The red-hot embarrassment that had been burning his flesh from his cheeks down through his fingers and toes faded away, as did the intense shame that felt like a gut punch to his soul and made him want to throw up until there was nothing left of him. Why did I have to post that? He wrestled with himself. He hadn’t really meant what he wrote on X, but now it was all he would be remembered for. The voice of his mother rang in his ears. ‘It will all blow over in a few days. Don’t worry. I’ll pray for you.’ He scoffed again remembering it. What will that do? What does she know? The messages of vitriolic backlash kept coming.
‘You are nothing,’ the voice from his phone called out. ‘Remember this. You are nothing, you are nothing, you are nothing.’ It caught him off guard. Its uncanny strangeness yet familiarity resonated with some deeper truth he was carrying in his soul, like the strike of a mallet on a singing bowl. He entered through his heart to a place prior to propositions, full of knowing. He felt for a moment calm. Free. At peace. The voice carried on, extolling the virtues of non-attachment, the insignificant way each human being measures up to the scale of cosmic space and time. The video began to loop over and over again as Jesse’s mind wandered, the deep truth of the initial statement ‘you are nothing’ swirling around in his head, along with a thousand other thoughts, simultaneously firing off, and he tried to piece them together. ‘I am nothing… nothing matters, no one matters, what I do doesn’t matter…’ Without any guidance or discussion, he settled in his mind on a poorer version of the original feeling he had, an escapism imitating transcendence. ‘What I did doesn’t matter,’ he tried to reassure himself.

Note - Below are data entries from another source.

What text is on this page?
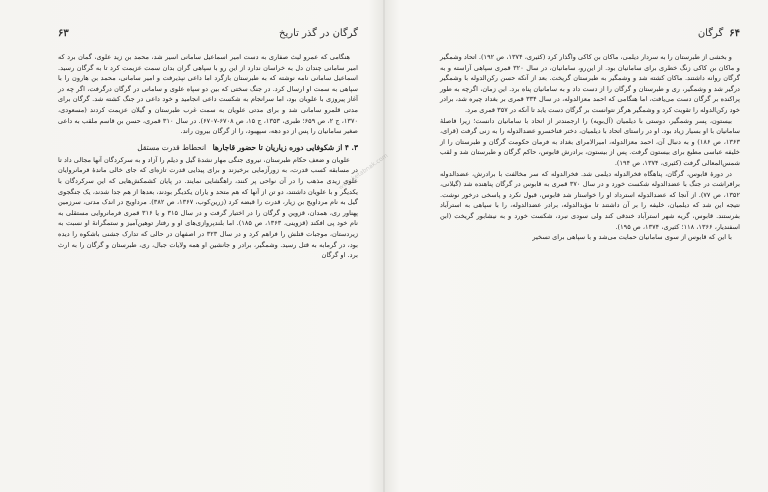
گرگان در گذر تاریخ
۶۳

هنگامی که عمرو لیث صفاری به دست امیر اسماعیل سامانی اسیر شد، محمد بن زید علوی، گمان برد که امیر سامانی چندان دل به خراسان ندارد از این رو با سپاهی گران بدان سمت عزیمت کرد تا به گرگان رسید. اسماعیل سامانی نامه نوشته که به طبرستان بازگرد اما داعی نپذیرفت و امیر سامانی، محمد بن هارون را با سپاهی به سمت او ارسال کرد. در جنگ سختی که بین دو سپاه علوی و سامانی در گرگان درگرفت، اگر چه در آغاز پیروزی با علویان بود، اما سرانجام به شکست داعی انجامید و خود داعی در جنگ کشته شد. گرگان برای مدتی قلمرو سامانی شد و برای مدتی علویان به سمت غرب طبرستان و گیلان عزیمت کردند (مسعودی، ۱۳۷۰، ج ۲، ص ۶۵۹؛ طبری، ۱۳۵۳، ج ۱۵، ص ۶۷۰۸-۶۷۰۷). در سال ۳۱۰ قمری، حسن بن قاسم ملقب به داعی صغیر سامانیان را پس از دو دهه، سپهبود، را از گرگان بیرون راند.

۳. ۴ از شکوفایی دوره زیاریان تا حضور قاجارها انحطاط قدرت مستقل

علویان و ضعف حکام طبرستان، نیروی جنگی مهار نشدۀ گیل و دیلم را آزاد و به سرکردگان آنها مجالی داد تا در مسابقه کسب قدرت، به زورآزمایی برخیزند و برای پیدایی قدرت تازه‌ای که جای خالی ماندۀ فرمانروایان علوی زیدی مذهب را در آن نواحی پر کنند، راهگشایی نمایند. در پایان کشمکش‌هایی که این سرکردگان با یکدیگر و با علویان داشتند، دو تن از آنها که هم متحد و یاران یکدیگر بودند، بعدها از هم جدا شدند، یک جنگجوی گیل به نام مرداویج بن زیار، قدرت را قبضه کرد (زرین‌کوب، ۱۳۶۷، ص ۳۸۲). مرداویج در اندک مدتی، سرزمین پهناور ری، همدان، قزوین و گرگان را در اختیار گرفت و در سال ۳۱۵ و یا ۳۱۶ قمری فرمانروایی مستقلی به نام خود پی افکند (قزوینی، ۱۳۶۳، ص ۱۸۵). اما بلندپروازی‌های او و رفتار توهین‌آمیز و ستمگرانۀ او نسبت به زیردستان، موجبات قتلش را فراهم کرد و در سال ۳۲۳ در اصفهان در حالی که تدارک جشنی باشکوه را دیده بود، در گرمابه به قتل رسید. وشمگیر، برادر و جانشین او همه ولایات جبال، ری، طبرستان و گرگان را به ارث برد. او گرگان

۶۴
گرگان

و بخشی از طبرستان را به سردار دیلمی، ماکان بن کاکی واگذار کرد (کثیری، ۱۳۷۴، ص ۱۹۲). اتحاد وشمگیر و ماکان بن کاکی زنگ خطری برای سامانیان بود. از این‌رو، سامانیان، در سال ۳۲۰ قمری سپاهی آراسته و به گرگان روانه داشتند. ماکان کشته شد و وشمگیر به طبرستان گریخت. بعد از آنکه حسن رکن‌الدوله با وشمگیر درگیر شد و وشمگیر، ری و طبرستان و گرگان را از دست داد و به سامانیان پناه برد. این زمان، اگرچه به طور پراکنده بر گرگان دست می‌یافت، اما هنگامی که احمد معزالدوله، در سال ۳۳۴ قمری بر بغداد چیره شد، برادر خود رکن‌الدوله را تقویت کرد و وشمگیر هرگز نتوانست بر گرگان دست یابد تا آنکه در ۳۵۷ قمری مرد.

بیستون، پسر وشمگیر، دوستی با دیلمیان (آل‌بویه) را ارجمندتر از اتحاد با سامانیان دانست؛ زیرا فاصلۀ سامانیان با او بسیار زیاد بود. او در راستای اتحاد با دیلمیان، دختر فناخسرو عضدالدوله را به زنی گرفت (قرای، ۱۳۶۳، ص ۱۸۶) و به دنبال آن، احمد معزالدوله، امیرالامرای بغداد به فرمان حکومت گرگان و طبرستان را از خلیفه عباسی مطیع برای بیستون گرفت. پس از بیستون، برادرش قابوس، حاکم گرگان و طبرستان شد و لقب شمس‌المعالی گرفت (کثیری، ۱۳۷۴، ص ۱۹۴).

در دورۀ قابوس، گرگان، پناهگاه فخرالدوله دیلمی شد. فخرالدوله که سر مخالفت با برادرش، عضدالدوله برافراشت در جنگ با عضدالدوله شکست خورد و در سال ۳۷۰ قمری به قابوس در گرگان پناهنده شد (گیلانی، ۱۳۵۲، ص ۷۷). از آنجا که عضدالدوله استرداد او را خواستار شد قابوس، قبول نکرد و پاسخی درخور نوشت. نتیجه این شد که دیلمیان، خلیفه را بر آن داشتند تا مؤیدالدوله، برادر عضدالدوله، را با سپاهی به استرآباد بفرستند. قابوس، گریه شهر استرآباد خندقی کند ولی سودی نبرد، شکست خورد و به نیشابور گریخت (ابن اسفندیار، ۱۳۶۶، ۱۱۸؛ کثیری، ۱۳۷۴، ص ۱۹۵).

با این که قابوس از سوی سامانیان حمایت می‌شد و با سپاهی برای تسخیر

www.ketabnak.com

Satisfied with this, and lacking the attention span to deepen it any further, he flicked his thumb to the next video. 'But it does matter,' his stomach and cheeks fought back, as the shame and embarrassment crept back and reminded him he hadn’t really escaped. Jesse tried to ignore it and kept scrolling through more videos, acquiescing to the numbness that followed.
Eventually he sat up, put his phone down once again, and dropped his face into his emptied hands, waiting for the maelstrom of thoughts and feelings to pass. It was too much. Too much for one person to integrate alone.